Meat Updates

From Farmer Jamie…
Wow! There is so much going on with meat, livestock and the processing end. From right here, close to home and as far as the other coast. There has been so much focus on food and agriculture during this pandemic. Finally, the American consumer is jointly focused on their food supply, those who tend to it, the large companies that run much of it and the farmers and agricultural employees that make it all happen.
I am sure many of you have been watching the conversations and the news headlines on “meat” — and I hope you have realized how few run the majority of the processing that takes place in the United States. Some of which are grounded on American soil but are foreign owned. I have been watching folks share stories of price increases on on meat in the stores. But yet I have some near and dear friends that raise thousands of cattle for the American beef market that are seeing record breaking low prices for their “fat cattle.” The system is backwards and it is only my hope that things will take a positive shift now that much is getting exposed and talked about.
As many know, the harvesting side of the livestock farms around here is already a bottle-neck process. There is not enough processors in the Commonwealth to process meat that the local farming community has. And yet the livestock farms are not operating at full capacity. If only we had a foreshadowing of what was coming; and the consumers who would turn to us that have never looked twice until very recently, at the value of a local food system.

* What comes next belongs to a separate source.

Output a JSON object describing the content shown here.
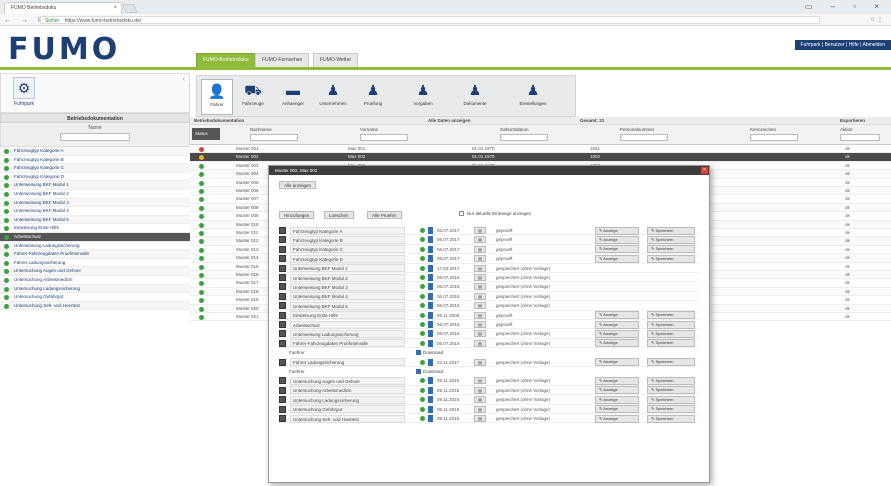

We have to give a huge shout out to our butchers. The skilled art they have that can turn live animals into food. There are not many that can put “butcher” under occupation nor many that wish to choose that as a career path now. It is a dying breed. And while our little processor down the street may not process as many animals per day and may be a little slower at getting a harvest completed, cut and packaged…we know that we are supporting a local business, a key component to our agricultural system here at SpringDell and can rest assured that a job we carefully took care of is finished off the right way. No rushing. No mis-steps and presented perfectly.
We have beef dry-aging…thousands of pounds. And our Team has said they will begin cutting and breaking down the carcasses early next week. We, like many farmers are putting a lot of pressure on them to speed things up. And while we patiently wait for the May meat share harvest to be completed, we will fill our plates with more produce. We need to keep in mind that the average American consumer has been putting too much meat on their daily plates. If we all cut back a small smidge, the small-scale farmers would have an easier time to keep up with the demand within their neighborhood. Let us rethink our food system by rethinking our habits.